My father was prone to apparitions, projections of his hopefully troubled conscience.

In lieu of recent events, I have to wonder if death appeared before him as a faceless man. Was he lost in a dance of circumnavigation? Death went left, so he went right? Could he speak to death? Did they shoot the shit? What do you say to your poltergiest, the man that threw him from alive to finally dead?

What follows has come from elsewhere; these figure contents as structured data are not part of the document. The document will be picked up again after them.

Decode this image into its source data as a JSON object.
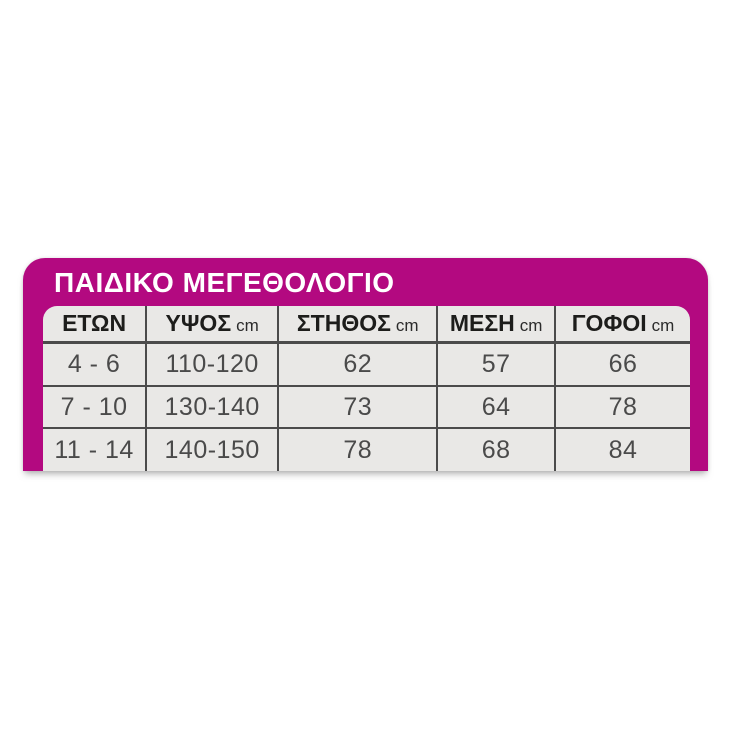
{
  "chart_data": {
    "type": "table",
    "title": "ΠΑΙΔΙΚΟ ΜΕΓΕΘΟΛΟΓΙΟ",
    "columns": [
      {
        "label": "ΕΤΩΝ",
        "unit": ""
      },
      {
        "label": "ΥΨΟΣ",
        "unit": "cm"
      },
      {
        "label": "ΣΤΗΘΟΣ",
        "unit": "cm"
      },
      {
        "label": "ΜΕΣΗ",
        "unit": "cm"
      },
      {
        "label": "ΓΟΦΟΙ",
        "unit": "cm"
      }
    ],
    "rows": [
      [
        "4 - 6",
        "110-120",
        "62",
        "57",
        "66"
      ],
      [
        "7 - 10",
        "130-140",
        "73",
        "64",
        "78"
      ],
      [
        "11 - 14",
        "140-150",
        "78",
        "68",
        "84"
      ]
    ]
  },
  "colors": {
    "card_background": "#b30980",
    "table_background": "#e9e8e6",
    "grid_line": "#4b4b4b",
    "title_text": "#ffffff",
    "header_text": "#1d1d1b",
    "data_text": "#4a4a4a",
    "page_background": "#ffffff"
  }
}
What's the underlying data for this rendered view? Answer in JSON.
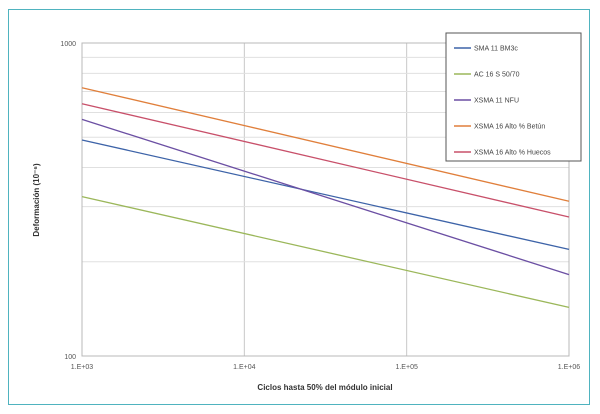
{
  "chart_data": {
    "type": "line",
    "x_scale": "log",
    "y_scale": "log",
    "xlim": [
      1000,
      1000000
    ],
    "ylim": [
      100,
      1000
    ],
    "x_ticks": [
      "1.E+03",
      "1.E+04",
      "1.E+05",
      "1.E+06"
    ],
    "y_ticks": [
      "100",
      "1000"
    ],
    "xlabel": "Ciclos hasta 50% del módulo inicial",
    "ylabel": "Deformación (10⁻⁶)",
    "grid": true,
    "legend_position": "top-right",
    "series": [
      {
        "name": "SMA 11 BM3c",
        "color": "#3d63a8",
        "x": [
          1000,
          1000000
        ],
        "y": [
          490,
          219
        ]
      },
      {
        "name": "AC 16 S 50/70",
        "color": "#9bb75a",
        "x": [
          1000,
          1000000
        ],
        "y": [
          323,
          143
        ]
      },
      {
        "name": "XSMA 11 NFU",
        "color": "#6b4fa3",
        "x": [
          1000,
          1000000
        ],
        "y": [
          570,
          182
        ]
      },
      {
        "name": "XSMA 16 Alto % Betún",
        "color": "#e07f3b",
        "x": [
          1000,
          1000000
        ],
        "y": [
          720,
          312
        ]
      },
      {
        "name": "XSMA 16 Alto % Huecos",
        "color": "#c8506a",
        "x": [
          1000,
          1000000
        ],
        "y": [
          640,
          278
        ]
      }
    ]
  }
}
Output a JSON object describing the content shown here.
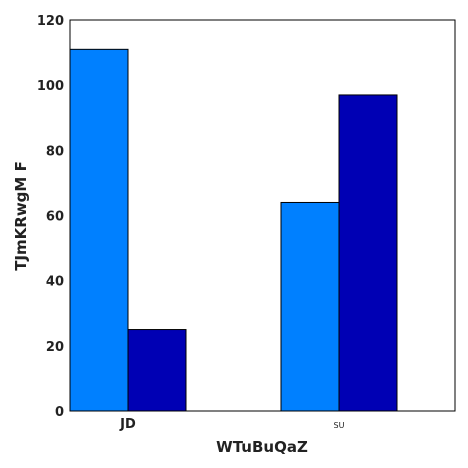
{
  "chart_data": {
    "type": "bar",
    "categories": [
      "JD",
      "SU"
    ],
    "series": [
      {
        "values": [
          111,
          64
        ],
        "color": "#0080ff"
      },
      {
        "values": [
          25,
          97
        ],
        "color": "#0000b4"
      }
    ],
    "xlabel": "WTuBuQaZ",
    "ylabel": "TJmKRwgM F",
    "ylim": [
      0,
      120
    ],
    "yticks": [
      0,
      20,
      40,
      60,
      80,
      100,
      120
    ],
    "grid": false,
    "legend": "none"
  }
}
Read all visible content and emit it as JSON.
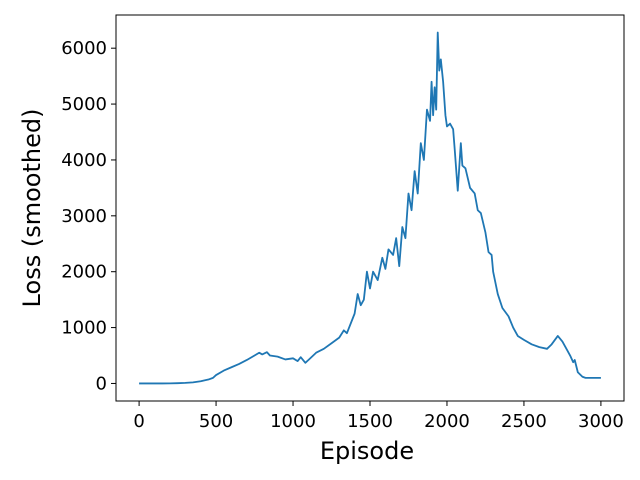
{
  "chart_data": {
    "type": "line",
    "x_label": "Episode",
    "y_label": "Loss (smoothed)",
    "x": [
      0,
      50,
      100,
      150,
      200,
      250,
      300,
      350,
      400,
      450,
      480,
      500,
      550,
      600,
      650,
      700,
      750,
      780,
      800,
      830,
      850,
      900,
      950,
      1000,
      1030,
      1050,
      1080,
      1100,
      1150,
      1200,
      1250,
      1300,
      1330,
      1350,
      1400,
      1420,
      1440,
      1460,
      1480,
      1500,
      1520,
      1550,
      1580,
      1600,
      1620,
      1650,
      1670,
      1690,
      1710,
      1730,
      1750,
      1770,
      1790,
      1810,
      1830,
      1850,
      1870,
      1890,
      1900,
      1910,
      1920,
      1930,
      1940,
      1950,
      1960,
      1975,
      1990,
      2000,
      2020,
      2040,
      2050,
      2070,
      2090,
      2100,
      2120,
      2150,
      2180,
      2200,
      2220,
      2250,
      2270,
      2290,
      2300,
      2330,
      2360,
      2400,
      2430,
      2460,
      2500,
      2550,
      2600,
      2650,
      2680,
      2720,
      2750,
      2780,
      2800,
      2820,
      2830,
      2850,
      2880,
      2900,
      2950,
      3000
    ],
    "series": [
      {
        "color": "#1f77b4",
        "values": [
          0,
          0,
          0,
          0,
          2,
          5,
          10,
          20,
          40,
          70,
          100,
          150,
          230,
          290,
          350,
          420,
          500,
          550,
          520,
          560,
          500,
          480,
          430,
          450,
          400,
          470,
          370,
          420,
          550,
          620,
          720,
          820,
          950,
          900,
          1250,
          1600,
          1400,
          1500,
          2000,
          1700,
          2000,
          1850,
          2250,
          2050,
          2400,
          2300,
          2600,
          2100,
          2800,
          2600,
          3400,
          3100,
          3800,
          3400,
          4300,
          4000,
          4900,
          4700,
          5400,
          4800,
          5300,
          4900,
          6280,
          5600,
          5800,
          5400,
          4800,
          4600,
          4650,
          4550,
          4200,
          3450,
          4300,
          3900,
          3850,
          3500,
          3400,
          3100,
          3050,
          2700,
          2350,
          2300,
          2000,
          1600,
          1350,
          1200,
          1000,
          850,
          780,
          700,
          650,
          620,
          700,
          850,
          750,
          600,
          500,
          380,
          420,
          200,
          120,
          100,
          100,
          100
        ]
      }
    ],
    "xlim": [
      -150,
      3150
    ],
    "ylim": [
      -314,
      6594
    ],
    "xticks": [
      0,
      500,
      1000,
      1500,
      2000,
      2500,
      3000
    ],
    "yticks": [
      0,
      1000,
      2000,
      3000,
      4000,
      5000,
      6000
    ]
  }
}
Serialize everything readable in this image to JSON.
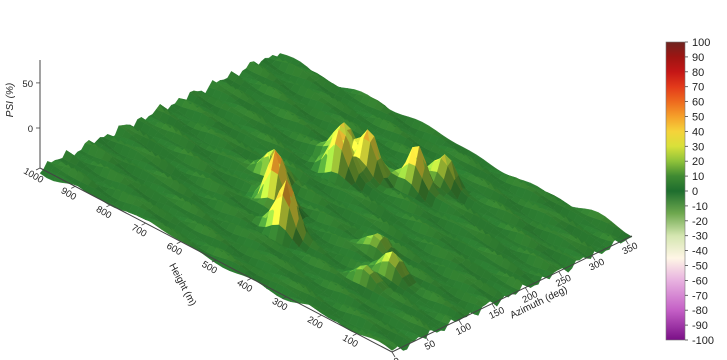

The joke is that I became the very thing I was most vehement against. Overnight. The moment my father died, I too became prone to apparitions. Psychic flashes. Leading feelings. 'Bullshit!’ that I never gave him the satisfaction of believing. Well, until it happened to me.

How much stock do you put in yourself?

I am my dead father’s captive. Obsessions are like ghosts; a persistent disturbing preoccupation with an often unreasonable idea or feeling. Or, with profits, obsession can be a compelling motivation. Obsessions, like ghosts, don’t die a natural death.

They linger.

But then, everything gets warped in definition.